Over the course of the first few weeks as a brand new type 1 diabetic I started getting used to the amount of insulin to administer to get this blood glucose balancing act right, however shortly after something strange happened. I noticed my blood sugars were regularly dropping unusually low. I was experiencing hypos almost every day. Naturally I assumed I was taking too much insulin so I gradually dropped both my rapid and basal doses. This didn't fix things though and shortly after I found myself taking no rapid insulin whatsoever throughout the day but yet my blood glucose levels remained low. How could this be?

To tell the truth I was sceptical about my diagnosis. Maybe the doctors had missed something or they'd used a faulty glucose monitor to diagnose me. Maybe I didn't have type 1 diabetes at all. Clinging to this thread of hope I booked an appointment with my diabetic professional and quite confidently told him I was doubtful about the diagnosis he had given me just a few weeks earlier. At this point I was given an antibody test which would be able to 100% confirm the diagnosis and unfortunately it did. The question still remained though, how was I able to maintain normal blood glucose levels without taking exogenous insulin if my pancreas was unable to make insulin naturally? The answer was something called the honeymoon period.

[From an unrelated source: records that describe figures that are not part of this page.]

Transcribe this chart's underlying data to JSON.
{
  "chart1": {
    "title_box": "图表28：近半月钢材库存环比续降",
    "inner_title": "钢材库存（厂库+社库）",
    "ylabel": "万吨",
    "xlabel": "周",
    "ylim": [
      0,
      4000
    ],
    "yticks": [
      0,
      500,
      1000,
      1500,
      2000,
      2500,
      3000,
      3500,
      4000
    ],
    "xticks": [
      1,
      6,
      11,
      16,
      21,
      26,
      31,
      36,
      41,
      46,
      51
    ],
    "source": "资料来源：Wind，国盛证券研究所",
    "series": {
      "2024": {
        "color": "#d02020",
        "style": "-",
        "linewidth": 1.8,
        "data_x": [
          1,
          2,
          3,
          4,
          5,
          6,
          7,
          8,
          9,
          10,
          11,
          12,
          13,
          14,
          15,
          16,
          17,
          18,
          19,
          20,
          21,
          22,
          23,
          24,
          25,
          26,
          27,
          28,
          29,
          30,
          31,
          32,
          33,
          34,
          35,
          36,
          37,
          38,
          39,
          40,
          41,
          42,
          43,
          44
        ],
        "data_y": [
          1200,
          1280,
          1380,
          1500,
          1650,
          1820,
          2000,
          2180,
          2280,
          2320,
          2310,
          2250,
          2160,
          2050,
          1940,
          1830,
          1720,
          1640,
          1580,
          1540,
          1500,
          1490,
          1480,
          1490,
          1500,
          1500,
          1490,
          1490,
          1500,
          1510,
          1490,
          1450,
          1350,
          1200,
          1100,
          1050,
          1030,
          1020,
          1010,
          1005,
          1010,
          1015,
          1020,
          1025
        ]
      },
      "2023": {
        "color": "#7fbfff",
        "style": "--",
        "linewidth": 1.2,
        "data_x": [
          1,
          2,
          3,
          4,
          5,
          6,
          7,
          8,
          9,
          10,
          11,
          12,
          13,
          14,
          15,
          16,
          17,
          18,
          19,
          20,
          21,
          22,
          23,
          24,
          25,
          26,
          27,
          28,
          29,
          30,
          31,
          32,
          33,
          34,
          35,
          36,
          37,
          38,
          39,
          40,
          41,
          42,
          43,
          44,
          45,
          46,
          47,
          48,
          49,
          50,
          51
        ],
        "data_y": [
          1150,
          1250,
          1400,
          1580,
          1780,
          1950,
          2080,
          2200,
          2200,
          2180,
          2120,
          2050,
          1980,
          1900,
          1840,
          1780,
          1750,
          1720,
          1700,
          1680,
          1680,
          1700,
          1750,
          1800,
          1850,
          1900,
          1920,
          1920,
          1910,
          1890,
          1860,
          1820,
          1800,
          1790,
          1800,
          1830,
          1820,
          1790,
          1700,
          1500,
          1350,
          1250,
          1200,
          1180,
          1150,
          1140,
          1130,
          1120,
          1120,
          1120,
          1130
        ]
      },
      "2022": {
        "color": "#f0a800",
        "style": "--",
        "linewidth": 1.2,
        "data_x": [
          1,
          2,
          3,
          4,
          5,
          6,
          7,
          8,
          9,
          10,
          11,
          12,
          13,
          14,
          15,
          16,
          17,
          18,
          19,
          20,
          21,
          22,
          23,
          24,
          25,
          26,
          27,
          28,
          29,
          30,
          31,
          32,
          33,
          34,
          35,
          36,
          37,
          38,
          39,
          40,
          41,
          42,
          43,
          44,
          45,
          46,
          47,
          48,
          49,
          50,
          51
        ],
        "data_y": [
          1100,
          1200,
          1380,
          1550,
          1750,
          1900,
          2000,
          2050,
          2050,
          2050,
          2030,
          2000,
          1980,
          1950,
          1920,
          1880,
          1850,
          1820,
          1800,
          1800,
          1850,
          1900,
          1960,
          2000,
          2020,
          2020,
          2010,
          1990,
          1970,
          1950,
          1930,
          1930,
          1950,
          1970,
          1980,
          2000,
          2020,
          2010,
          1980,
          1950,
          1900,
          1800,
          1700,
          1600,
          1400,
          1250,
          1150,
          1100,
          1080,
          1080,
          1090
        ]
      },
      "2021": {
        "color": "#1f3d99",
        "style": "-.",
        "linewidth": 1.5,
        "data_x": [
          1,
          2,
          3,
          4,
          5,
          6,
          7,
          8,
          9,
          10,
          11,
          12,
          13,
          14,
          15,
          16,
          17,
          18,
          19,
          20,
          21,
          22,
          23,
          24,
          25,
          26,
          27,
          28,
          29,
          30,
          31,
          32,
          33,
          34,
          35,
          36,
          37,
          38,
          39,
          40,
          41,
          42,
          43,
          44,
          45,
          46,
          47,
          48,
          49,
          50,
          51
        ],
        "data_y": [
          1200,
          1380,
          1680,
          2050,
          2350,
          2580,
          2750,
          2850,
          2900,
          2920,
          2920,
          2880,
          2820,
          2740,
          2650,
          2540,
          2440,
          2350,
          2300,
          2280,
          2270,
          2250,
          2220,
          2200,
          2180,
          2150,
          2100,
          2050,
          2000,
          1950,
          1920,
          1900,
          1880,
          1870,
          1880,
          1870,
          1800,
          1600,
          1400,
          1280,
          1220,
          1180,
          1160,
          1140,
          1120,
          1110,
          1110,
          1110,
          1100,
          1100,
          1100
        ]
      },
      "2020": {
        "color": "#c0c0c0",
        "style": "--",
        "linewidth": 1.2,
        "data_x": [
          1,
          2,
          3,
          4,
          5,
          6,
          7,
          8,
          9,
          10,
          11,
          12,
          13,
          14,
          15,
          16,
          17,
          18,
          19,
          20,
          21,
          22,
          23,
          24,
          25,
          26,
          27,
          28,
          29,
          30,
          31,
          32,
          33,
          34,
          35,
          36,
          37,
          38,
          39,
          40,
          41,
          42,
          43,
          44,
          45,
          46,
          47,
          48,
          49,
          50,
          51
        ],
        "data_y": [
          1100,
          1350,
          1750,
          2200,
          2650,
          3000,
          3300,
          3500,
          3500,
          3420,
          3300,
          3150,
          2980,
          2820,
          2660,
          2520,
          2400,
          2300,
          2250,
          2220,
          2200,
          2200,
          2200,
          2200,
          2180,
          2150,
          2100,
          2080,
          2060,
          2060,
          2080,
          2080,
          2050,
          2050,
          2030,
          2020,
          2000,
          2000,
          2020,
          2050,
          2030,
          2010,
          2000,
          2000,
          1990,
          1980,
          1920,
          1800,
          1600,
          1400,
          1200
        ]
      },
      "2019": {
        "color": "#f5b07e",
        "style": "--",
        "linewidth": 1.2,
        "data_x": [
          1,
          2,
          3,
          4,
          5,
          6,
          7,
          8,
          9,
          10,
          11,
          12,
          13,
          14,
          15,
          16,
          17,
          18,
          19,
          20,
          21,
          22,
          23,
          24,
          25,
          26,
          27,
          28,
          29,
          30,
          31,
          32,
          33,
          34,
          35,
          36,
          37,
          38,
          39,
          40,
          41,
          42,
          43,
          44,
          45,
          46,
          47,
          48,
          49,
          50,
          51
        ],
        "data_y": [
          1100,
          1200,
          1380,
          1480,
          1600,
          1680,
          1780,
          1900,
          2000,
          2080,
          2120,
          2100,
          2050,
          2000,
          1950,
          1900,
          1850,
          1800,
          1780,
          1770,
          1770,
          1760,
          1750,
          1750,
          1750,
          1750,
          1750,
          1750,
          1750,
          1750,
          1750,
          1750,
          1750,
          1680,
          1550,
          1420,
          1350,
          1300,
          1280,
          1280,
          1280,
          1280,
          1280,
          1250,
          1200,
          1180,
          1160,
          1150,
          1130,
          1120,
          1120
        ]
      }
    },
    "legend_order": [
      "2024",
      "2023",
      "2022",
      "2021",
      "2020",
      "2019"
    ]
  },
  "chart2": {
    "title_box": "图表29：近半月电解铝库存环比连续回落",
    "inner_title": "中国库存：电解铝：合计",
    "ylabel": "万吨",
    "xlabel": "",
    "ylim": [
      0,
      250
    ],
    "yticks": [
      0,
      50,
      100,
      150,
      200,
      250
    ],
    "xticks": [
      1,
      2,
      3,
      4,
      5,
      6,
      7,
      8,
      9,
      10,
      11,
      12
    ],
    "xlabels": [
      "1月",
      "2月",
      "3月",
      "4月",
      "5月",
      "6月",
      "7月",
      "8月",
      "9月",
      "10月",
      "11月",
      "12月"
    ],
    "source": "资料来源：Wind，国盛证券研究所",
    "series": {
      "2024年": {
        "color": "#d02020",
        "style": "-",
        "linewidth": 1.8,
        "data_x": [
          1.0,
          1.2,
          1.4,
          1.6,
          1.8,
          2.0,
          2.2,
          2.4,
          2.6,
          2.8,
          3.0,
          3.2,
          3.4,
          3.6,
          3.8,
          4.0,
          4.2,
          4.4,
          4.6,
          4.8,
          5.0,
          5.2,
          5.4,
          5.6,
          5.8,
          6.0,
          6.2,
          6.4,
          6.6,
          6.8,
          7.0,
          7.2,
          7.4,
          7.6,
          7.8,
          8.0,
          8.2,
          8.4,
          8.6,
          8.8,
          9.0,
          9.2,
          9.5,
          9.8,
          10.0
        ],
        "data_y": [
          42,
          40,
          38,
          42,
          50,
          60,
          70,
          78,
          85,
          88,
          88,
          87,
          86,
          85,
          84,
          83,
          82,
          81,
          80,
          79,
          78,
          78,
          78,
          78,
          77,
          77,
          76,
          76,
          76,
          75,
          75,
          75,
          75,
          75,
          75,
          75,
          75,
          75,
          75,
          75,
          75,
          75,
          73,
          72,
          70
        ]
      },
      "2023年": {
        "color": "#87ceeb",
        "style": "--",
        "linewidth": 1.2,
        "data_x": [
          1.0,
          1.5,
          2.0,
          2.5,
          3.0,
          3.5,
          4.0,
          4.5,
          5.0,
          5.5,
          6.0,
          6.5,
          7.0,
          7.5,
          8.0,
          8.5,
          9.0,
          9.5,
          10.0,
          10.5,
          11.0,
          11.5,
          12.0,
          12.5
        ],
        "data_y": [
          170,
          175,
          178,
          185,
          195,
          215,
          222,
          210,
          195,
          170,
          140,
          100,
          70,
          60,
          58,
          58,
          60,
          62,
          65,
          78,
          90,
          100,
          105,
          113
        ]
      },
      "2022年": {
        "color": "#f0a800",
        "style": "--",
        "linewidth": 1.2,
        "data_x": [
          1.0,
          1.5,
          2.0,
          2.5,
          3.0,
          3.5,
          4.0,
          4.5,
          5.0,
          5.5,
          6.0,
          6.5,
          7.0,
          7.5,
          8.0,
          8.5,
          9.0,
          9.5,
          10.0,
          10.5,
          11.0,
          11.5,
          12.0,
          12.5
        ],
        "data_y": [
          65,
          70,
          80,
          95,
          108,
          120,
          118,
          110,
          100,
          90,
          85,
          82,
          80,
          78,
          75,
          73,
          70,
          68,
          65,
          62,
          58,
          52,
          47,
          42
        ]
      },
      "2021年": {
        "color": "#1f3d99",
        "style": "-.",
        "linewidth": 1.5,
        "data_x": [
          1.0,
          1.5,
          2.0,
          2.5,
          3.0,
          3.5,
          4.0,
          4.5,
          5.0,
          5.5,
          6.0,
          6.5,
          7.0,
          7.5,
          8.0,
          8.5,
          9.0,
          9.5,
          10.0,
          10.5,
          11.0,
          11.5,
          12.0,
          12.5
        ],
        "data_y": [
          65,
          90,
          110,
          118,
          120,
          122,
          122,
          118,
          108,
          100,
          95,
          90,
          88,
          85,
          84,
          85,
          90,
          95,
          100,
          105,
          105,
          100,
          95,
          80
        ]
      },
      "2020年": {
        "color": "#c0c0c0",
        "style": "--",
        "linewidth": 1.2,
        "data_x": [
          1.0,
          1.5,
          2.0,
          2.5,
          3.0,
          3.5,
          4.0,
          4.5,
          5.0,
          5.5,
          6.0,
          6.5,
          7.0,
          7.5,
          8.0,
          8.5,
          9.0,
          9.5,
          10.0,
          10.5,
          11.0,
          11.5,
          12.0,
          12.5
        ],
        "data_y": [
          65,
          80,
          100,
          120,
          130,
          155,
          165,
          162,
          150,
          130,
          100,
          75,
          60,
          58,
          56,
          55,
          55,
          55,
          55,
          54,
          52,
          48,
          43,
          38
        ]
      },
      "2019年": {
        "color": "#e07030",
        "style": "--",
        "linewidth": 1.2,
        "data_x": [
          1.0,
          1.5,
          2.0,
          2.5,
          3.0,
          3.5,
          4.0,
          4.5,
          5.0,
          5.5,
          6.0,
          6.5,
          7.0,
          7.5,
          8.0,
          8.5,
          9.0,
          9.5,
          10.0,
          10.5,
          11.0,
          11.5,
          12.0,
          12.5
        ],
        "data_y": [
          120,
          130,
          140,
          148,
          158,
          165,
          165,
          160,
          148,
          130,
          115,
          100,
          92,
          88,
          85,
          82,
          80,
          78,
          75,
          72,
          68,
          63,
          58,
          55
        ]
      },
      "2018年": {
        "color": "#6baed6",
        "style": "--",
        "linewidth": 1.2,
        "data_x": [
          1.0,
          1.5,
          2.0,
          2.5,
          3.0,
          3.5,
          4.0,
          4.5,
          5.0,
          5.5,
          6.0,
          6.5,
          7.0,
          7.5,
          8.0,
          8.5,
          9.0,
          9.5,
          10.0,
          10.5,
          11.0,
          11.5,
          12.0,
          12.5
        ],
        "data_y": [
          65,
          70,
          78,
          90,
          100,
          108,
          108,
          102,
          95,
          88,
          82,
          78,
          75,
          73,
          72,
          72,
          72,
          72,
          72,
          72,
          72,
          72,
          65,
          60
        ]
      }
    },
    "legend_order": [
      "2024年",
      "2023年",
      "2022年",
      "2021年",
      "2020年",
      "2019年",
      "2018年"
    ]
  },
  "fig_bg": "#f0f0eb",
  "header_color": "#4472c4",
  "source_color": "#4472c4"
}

When I first started taking exogenous insulin after my initial diagnosis it gave my pancreas a break which in turn stimulated it to produce insulin from the remaining beta cells. It turns out that symptoms of type 1 diabetes usually start when you have only 30% of the beta cells left. During this honeymoon period it is much easier to control blood glucose levels as the body still has some ability to control it naturally. The honeymoon period doesn't last forever though. For me, it went on for a few months before greater amounts of insulin were required to keep blood glucose at levels that had previously required little to no insulin.

Although common, not everyone who is diagnosed with type 1 diabetes will experience the honeymoon period. For those that do, it can last for weeks, months or even years. Within these timeframes the effect of the honeymoon period may also fluctuate. You may notice that some days or weeks require significantly more or less exogenous insulin than others.

The honeymoon period occurs shortly after diagnosis while the beta cells in the pancreas still have some ability to produce insulin. There is limited research to suggest this period can be extended by maintaining good glucose control, exercising and even supplementing vitamin D3. If you have had type 1 diabetes for a number of years and notice a similar effect, this is likely due to improved insulin sensitivity rather than the pancreas re-commencing insulin production. There are several factors that can affect insulin sensitivity such as diet, exercise, intermittent fasting and supplementation.

For type 1 diabetics the honeymoon period can certainly be helpful in controlled blood sugars but it doesn't last forever. It's extremely important to closely monitor your blood glucose levels during this period and consult your diabetic professional for advice on adjusting insulin administration to suit your specific needs.